Conference House Park

Conference House

This text is part of Parks’ Historical Signs Project and can be found posted within the park.

Conference House, the 17th century manor house on this southernmost tip of Staten Island, was named after a dramatic meeting that shaped the history of the United States.

Long before Europeans settled this land, there was a strong Native American association with this site. The Lene Lenape Indians used this area, particularly the bluff, as a seasonal settlement. They traveled up and down the East Coast from the New York Harbor to the Delaware River basin, oystering, fishing, hunting, and trading. At one time, animals such as deer, turkeys, heath hen, black bears, beavers, wolves, red and gray foxes were plentiful in this region. The Lene Lenape also used the bluff as a burial ground, perhaps on the site of a burial ground previously established by a prehistoric culture.

In 1676, British naval captain Christopher Billopp (the surname has also been spelled as “Billop,” “Billupp” and a number of other variations) was granted 932 acres of property, known as the Manor of Bentley. Billopp built this house, a solid, two-story structure of native fieldstone, ca. 1680. By 1687, he had increased his land holdings to 1,600 acres, and enlarged the house in 1720. According to legend, Captain Billopp secured Staten Island for New York State by winning a bet between New York and New Jersey that he could sail all the way around the borough in one day.

During the American Revolution the owner of the manor was Captain Billopp’s great-grandson, also named Christopher Billopp. A colonel in the British (or Tory) army, Billopp sometimes entertained his fellow soldiers in this house. On September 11, 1776, this house was the site of a conference between British Lord Admiral Richard Howe and Founding Fathers Benjamin Franklin, John Adams, and Edward Rutledge. The talks occurred just two months after the Declaration of Independence had been signed. With the British controlling New York City, Long Island, and Staten Island, the Americans seemed headed for defeat. Lord Howe offered to end the conflict peacefully if the American colonies would return to British control, but the Americans refused to give up their struggle for independence. Franklin, Adams, and Rutledge reported back to the Continental Congress in Philadelphia, and the Revolution continued for another seven years until American independence was finally won.

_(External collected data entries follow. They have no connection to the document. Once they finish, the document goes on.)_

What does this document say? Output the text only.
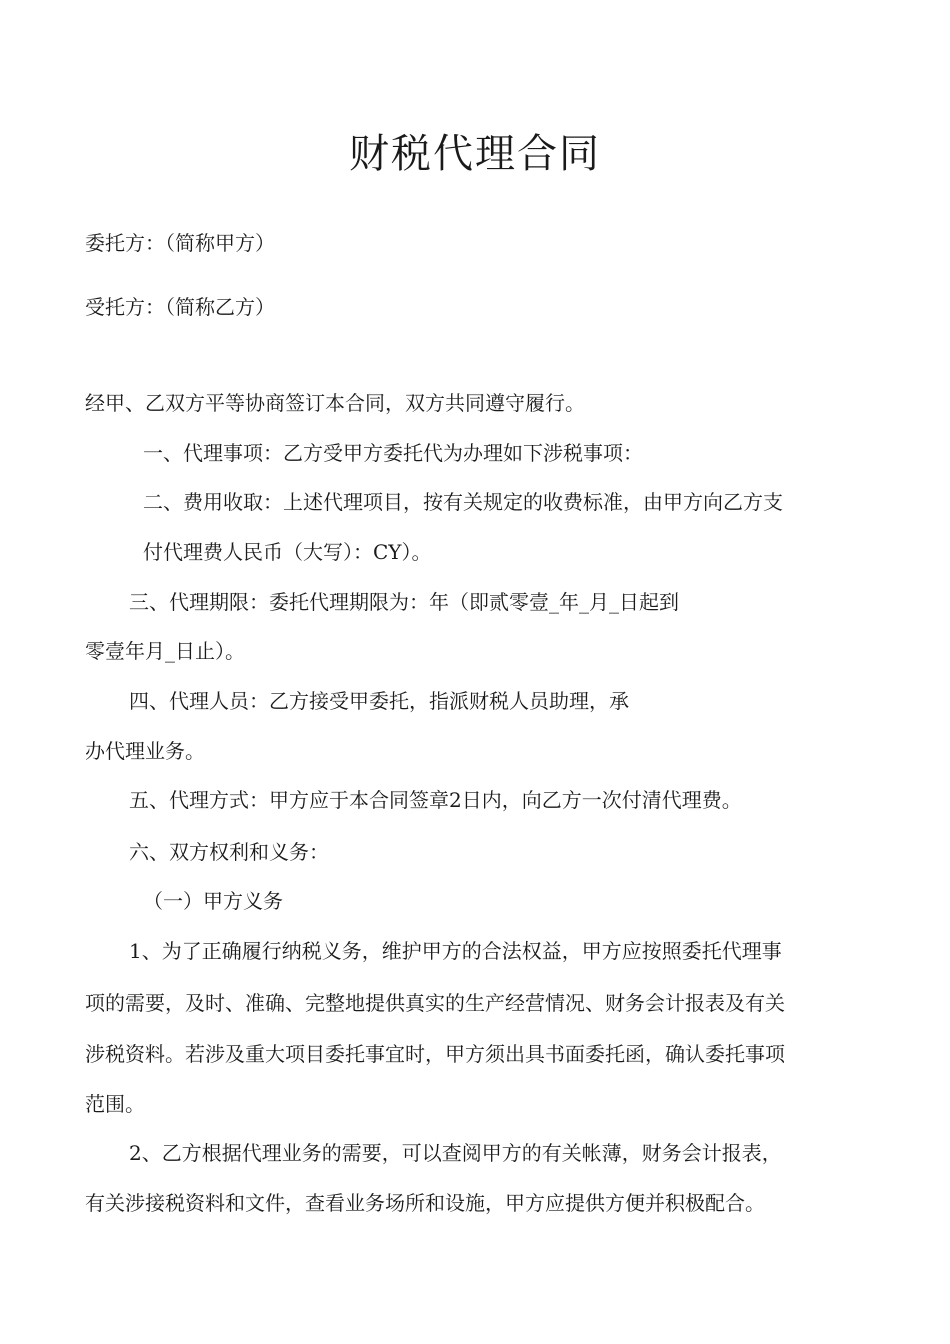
财税代理合同
委托方：（简称甲方）
受托方：（简称乙方）
经甲、乙双方平等协商签订本合同，双方共同遵守履行。
一、代理事项：乙方受甲方委托代为办理如下涉税事项：
二、费用收取：上述代理项目，按有关规定的收费标准，由甲方向乙方支
付代理费人民币（大写）：CY）。
三、代理期限：委托代理期限为：年（即贰零壹_年_月_日起到
零壹年月_日止）。
四、代理人员：乙方接受甲委托，指派财税人员助理，承
办代理业务。
五、代理方式：甲方应于本合同签章2日内，向乙方一次付清代理费。
六、双方权利和义务：
（一）甲方义务
1、为了正确履行纳税义务，维护甲方的合法权益，甲方应按照委托代理事
项的需要，及时、准确、完整地提供真实的生产经营情况、财务会计报表及有关
涉税资料。若涉及重大项目委托事宜时，甲方须出具书面委托函，确认委托事项
范围。
2、乙方根据代理业务的需要，可以查阅甲方的有关帐薄，财务会计报表，
有关涉接税资料和文件，查看业务场所和设施，甲方应提供方便并积极配合。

Being a Tory and the commander of a provincial corps, Billopp was captured twice during the war, once in 1778 for nine months and again in 1779 for a month. By 1780, Billopp had begun selling off parcels of his land. Before the war’s end he managed to sell 850 of his 1,600 acres, including the manor house which he sold to Samuel Ward, along with 373 acres. The rest of Colonel Billopp’s property was confiscated after the war and, like many loyalists, Billopp moved to Canada. The last family to own this house was the Ward family. In May of 1781, Samuel Ward, a Staten Island farmer, purchased the largest of the nine farms into which Billopp’s property had been divided from Christopher Billopp. When Samuel Ward died in 1813, his son Caleb took over the property. Caleb Ward and his wife Mary lived in the house with their five children until Caleb’s death in 1834 or 1835.

Located on Hylan Boulevard, the house then served as a multi-family dwelling, a 19th-century travelers inn, and as a rat-poison manufacturing site before being deeded to the City of New York in 1926. In 1929 the Conference House Association took over operation of the house and has maintained it since then, in cooperation with the City of New York / Parks & Recreation and the Historic House Trust of New York City. Today, Conference House is a historic site portraying life in colonial times situated on a 3.27-acre plot of Conference House Park.